Bismillaahirrahmaanirrahiim
Setengah jam menjelang adzan Dzuhur, dari kejauhan mata
saya menangkap sosok tua dengan pikulan yang membebani pundaknya. Dari bentuk
yang dipikulnya, saya hapal betul apa yang dijajakannya, penganan langka yang
menjadi kegemaran saya di masa kecil. Segera saya hampiri dan benarlah, yang
dijajakannya adalah kue rangi,
terbuat dari sagu dan kelapa yang setelah dimasak
dibumbui gula merah yang dikentalkan.Nikmat, pasti. Satu yang paling khas dari
penganan ini selain bentuknya yang kecil-kecil dan murah,
kebanyakan penjualnya adalah mereka yang sudah berusia
lanjut. “Tiga puluh tahun lebihbapak jualan kue rangi,” akunya kepada saya yang
tidak bisa menyembunyikan kegembiraan bisa menemukan jajanan masa kecil ini.
Sebab, sudah sangat langka penjual kue rangi ini, kalau pun ada sangat sedikit
yang masih menggunakan pikulan dan pemanggang yang menggunakan bara arang
sebagai pemanasnya.
Tiga jam setengah berkeliling, akunya, baru saya lah
yang menghentikannya untuk membeli kuenya. “Kenapa bapak tidak mangkal saja
agar tidak terlalu lelah berkeliling,” iba saya sambil menaksir usianya yang
sudah di atas angka enam puluh.
“Saya nggak pernah tahu dimana Allah menurunkan rejeki,
jadi saya nggak bisa menunggu di satu tempat. Dan rejeki itu memang bukan
ditunggu, harus dijemput. Karena rejeki nggak ada yang nganterin,” jawabnya
panjang.
Ini yang saya maksud dengan keuntungan dari
obrolan-obrolan ringan yang bagi sebagian orang tidak menganggap penting
berbicara dengan penjual kue murah seperti Pak Murad ini. Kadang dari mereka
lah pelajaran-pelajaran penting bisa didapat. Beruntung saya bias berbincang
dengannya dan karenanya ia mengeluarkan petuah yang saya tidak memintanya,tapi
itu sungguh penuh makna.
“Setiap langkah kita dalam mencari rejeki ada yang menghitungnya, dan jika kita ikhlas dengan semua langkah yang kadang tak menghasilkan apa pun itu, cuma ada dua kemungkinan. Kalau tidak Allah mempertemukan kita dengan rejeki di depan sana, biarkan ia menjadi tabungan amal kita nanti,”
lagi sebaris
kalimat meluncur deras meski parau terdengar suaranya.
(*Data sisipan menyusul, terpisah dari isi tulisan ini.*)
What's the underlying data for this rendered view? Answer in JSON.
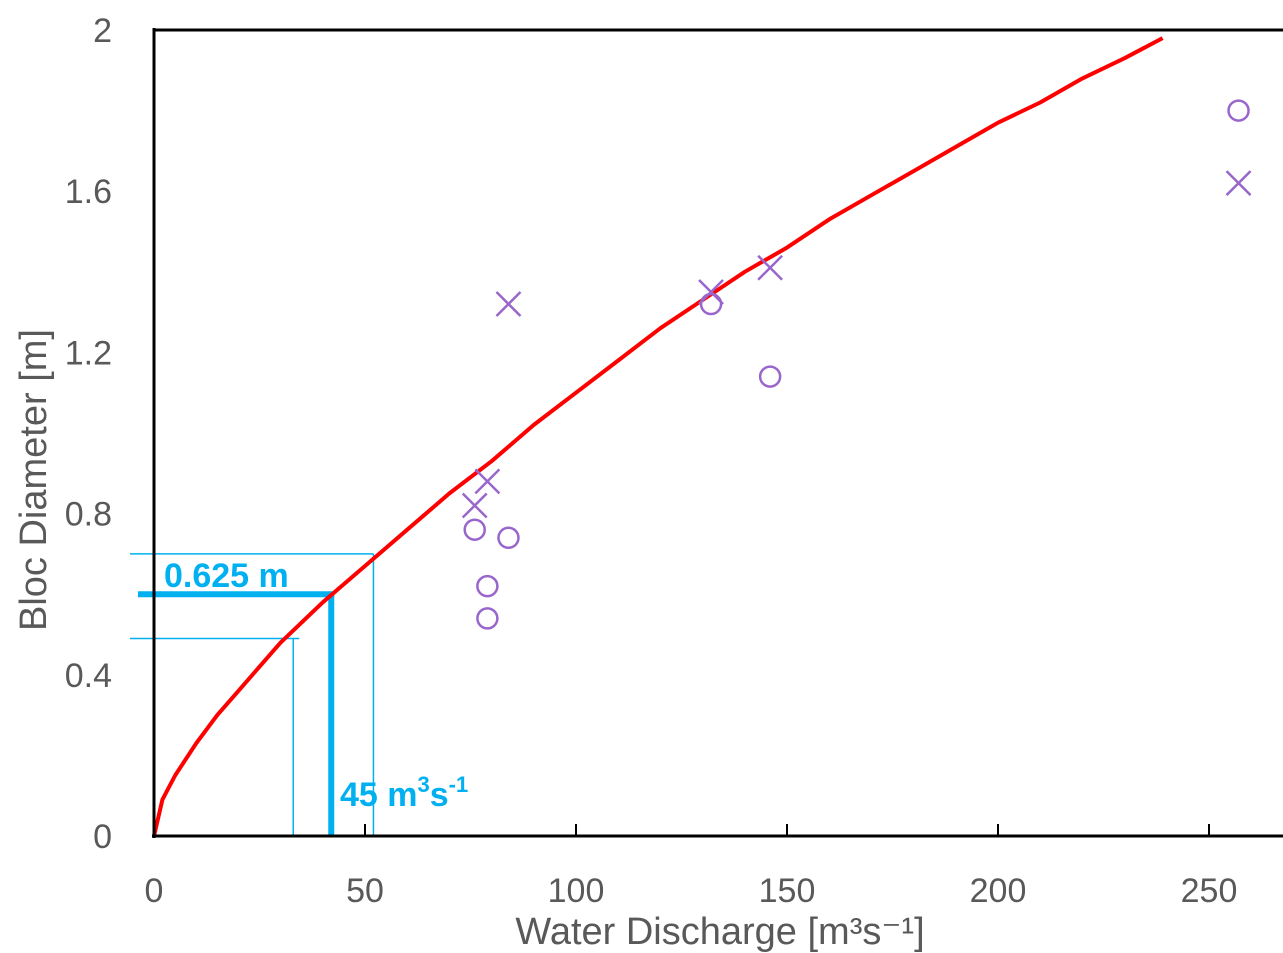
{
  "chart_data": {
    "type": "scatter",
    "xlabel": "Water Discharge [m³s⁻¹]",
    "ylabel": "Bloc Diameter  [m]",
    "xlim": [
      0,
      260
    ],
    "ylim": [
      0,
      2
    ],
    "x_ticks": [
      "0",
      "50",
      "100",
      "150",
      "200",
      "250"
    ],
    "y_ticks": [
      "0",
      "0.4",
      "0.8",
      "1.2",
      "1.6",
      "2"
    ],
    "grid": false,
    "legend": "none",
    "series": [
      {
        "kind": "line",
        "color": "#ff0000",
        "x": [
          0,
          2,
          5,
          10,
          15,
          20,
          25,
          30,
          35,
          40,
          45,
          50,
          60,
          70,
          80,
          90,
          100,
          110,
          120,
          130,
          140,
          150,
          160,
          170,
          180,
          190,
          200,
          210,
          220,
          230,
          239
        ],
        "y": [
          0,
          0.09,
          0.15,
          0.23,
          0.3,
          0.36,
          0.42,
          0.48,
          0.53,
          0.58,
          0.625,
          0.67,
          0.76,
          0.85,
          0.93,
          1.02,
          1.1,
          1.18,
          1.26,
          1.33,
          1.4,
          1.46,
          1.53,
          1.59,
          1.65,
          1.71,
          1.77,
          1.82,
          1.88,
          1.93,
          1.98
        ]
      },
      {
        "kind": "scatter",
        "marker": "x",
        "color": "#9966cc",
        "x": [
          76,
          79,
          84,
          132,
          146,
          257
        ],
        "y": [
          0.82,
          0.88,
          1.32,
          1.35,
          1.41,
          1.62
        ]
      },
      {
        "kind": "scatter",
        "marker": "circle",
        "color": "#9966cc",
        "x": [
          76,
          79,
          79,
          84,
          132,
          146,
          257
        ],
        "y": [
          0.76,
          0.62,
          0.54,
          0.74,
          1.32,
          1.14,
          1.8
        ]
      }
    ],
    "annotations": {
      "color": "#00b0f0",
      "diameter_label": "0.625 m",
      "discharge_label_base": "45 m",
      "discharge_label_sup1": "3",
      "discharge_label_mid": "s",
      "discharge_label_sup2": "-1",
      "marked_point": {
        "x": 42,
        "y": 0.6
      },
      "upper_bound": {
        "x": 52,
        "y": 0.7
      },
      "lower_bound": {
        "x": 33,
        "y": 0.49
      }
    }
  }
}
“Tapi kan bapak kan sudah tua untuk terus menerus
memikul dagangan ini?” pancing saya, agar keluar terus untaian hikmahnya.
Benarlah, ia memperlihatkan bekas hitam di pundaknya yang mengeras, “Pundak
ini, juga tapak kaki yang pecah-pecah ini akan menjadi saksi di akhirat kelak
bahwa saya tak pernah menyerah menjemput rejeki.”
Sudah semestinya isteri dan anak-anak yang dihidupinya
dengan berjualan kue rangi
berbangga memiliki lelaki penjemput rejeki seperti Pak
Murad. Tidak semua orang memiliki bekas dari sebuah pengorbanan menjalani
kerasnya tantangan dalam menjemput rejeki. Tidak semua orang harus melalui
jalan panjang, panas terik, deras hujan dan bahkan tajamnya kerikil untuk
membuka harapan esok pagi. Tidak semua orang harus teramat sering menggigit
jari menghitung hasil yang kadang tak sebanding dengan deras peluh yang
berkali-kali dibasuhnya sepanjang jalan.
Dan Pak Murad termasuk bagian dari yang tidak semua
orang itu, yang Allah takkan salah menjumlah semua langkahnya, tak mungkin
terlupa menampung setiap tetespeluhnya dan kemudian mengumpulkannya sebagai
tabungan amal kebaikan.
Sewaktu kecil saya sering membeli kue rangi, tidak hanya
karena nikmat rasanya melainkan juga harganya pun murah. Sekarang ditambah
lagi, kue rangi tak sekadar nikmat dan murah, tapi Pak Murad pedagangnya
membuat kue rangi itu semakin lezat dengan kata-kata hikmahnya. Lagi pula saya
tak perlu membayar untuk setiap petuahnya itu.